“Sailing to Byzantium” by Yeats describes the speaker’s search for meaning after death, inspired by the speaker becoming aware of his own fading mortality. “Byzantium” itself is interpreted as an otherworldly utopia where art, intellectualism, and spirituality endure eternally, so the singers should take great care to interpret the text and phrasings with an almost religious reverence. Additionally, the singers should recognize and appropriately shape moments where the speaker becomes consumed in his own thoughts, such as when the looming horizon of “eternity” engulfs and overwhelms the speaker, blending the speaker’s consciousness with glimpses of what “Byzantium” may be. Overall, this piece provides an opportunity for the audience to ponder their own mortality and purpose.

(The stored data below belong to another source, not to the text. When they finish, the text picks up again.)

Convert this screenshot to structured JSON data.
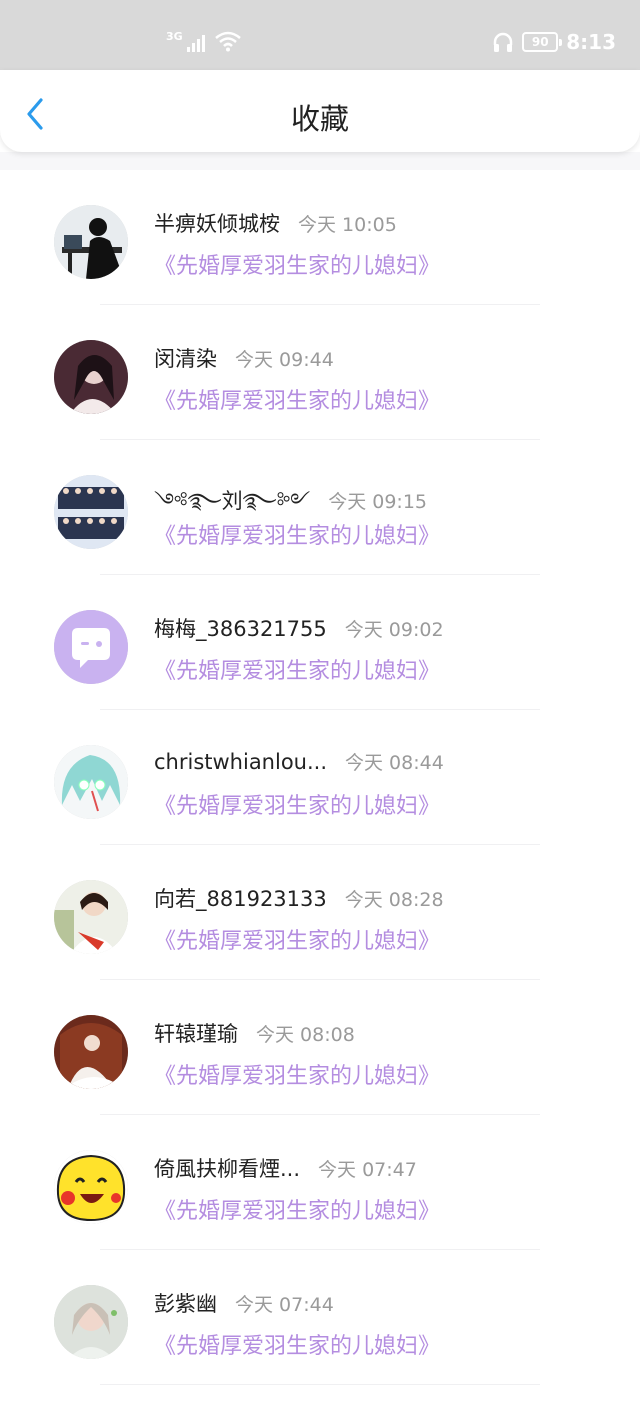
{
  "status_bar": {
    "network": "3G",
    "battery": "90",
    "time": "8:13"
  },
  "header": {
    "title": "收藏"
  },
  "items": [
    {
      "name": "半痹妖倾城桉",
      "time": "今天 10:05",
      "book": "《先婚厚爱羽生家的儿媳妇》"
    },
    {
      "name": "闵清染",
      "time": "今天 09:44",
      "book": "《先婚厚爱羽生家的儿媳妇》"
    },
    {
      "name": "༺࿐刘࿐༻",
      "time": "今天 09:15",
      "book": "《先婚厚爱羽生家的儿媳妇》"
    },
    {
      "name": "梅梅_386321755",
      "time": "今天 09:02",
      "book": "《先婚厚爱羽生家的儿媳妇》"
    },
    {
      "name": "christwhianlou...",
      "time": "今天 08:44",
      "book": "《先婚厚爱羽生家的儿媳妇》"
    },
    {
      "name": "向若_881923133",
      "time": "今天 08:28",
      "book": "《先婚厚爱羽生家的儿媳妇》"
    },
    {
      "name": "轩辕瑾瑜",
      "time": "今天 08:08",
      "book": "《先婚厚爱羽生家的儿媳妇》"
    },
    {
      "name": "倚風扶柳看煙...",
      "time": "今天 07:47",
      "book": "《先婚厚爱羽生家的儿媳妇》"
    },
    {
      "name": "彭紫幽",
      "time": "今天 07:44",
      "book": "《先婚厚爱羽生家的儿媳妇》"
    }
  ],
  "colors": {
    "accent": "#2b9bec",
    "book_title": "#b48de0",
    "status_bar": "#d9d9d9"
  }
}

That is no country for old men. The young
In one another’s arms, birds in the trees,
—Those dying generations—at their song,
The salmon-falls, the mackerel-crowded seas,
Fish, flesh, or fowl, commend all summer long
Whatever is begotten, born, and dies.
Caught in that sensual music all neglect
Monuments of unageing intellect.
An aged man is but a paltry thing,
A tattered coat upon a stick, unless
Soul clap its hands and sing, and louder sing
For every tatter in its mortal dress,
Nor is there singing school but studying
Monuments of its own magnificence;
And therefore I have sailed the seas and come
To the holy city of Byzantium.
O sages standing in God’s holy fire
As in the gold mosaic of a wall,
Come from the holy fire, perne in a gyre,
And be the singing-masters of my soul.
Consume my heart away; sick with desire
And fastened to a dying animal
It knows not what it is; and gather me
Into the artifice of eternity.
Once out of nature I shall never take
My bodily form from any natural thing,
But such a form as Grecian goldsmiths make
Of hammered gold and gold enamelling
To keep a drowsy Emperor awake;
Or set upon a golden bough to sing
To lords and ladies of Byzantium
Of what is past, or passing, or to come.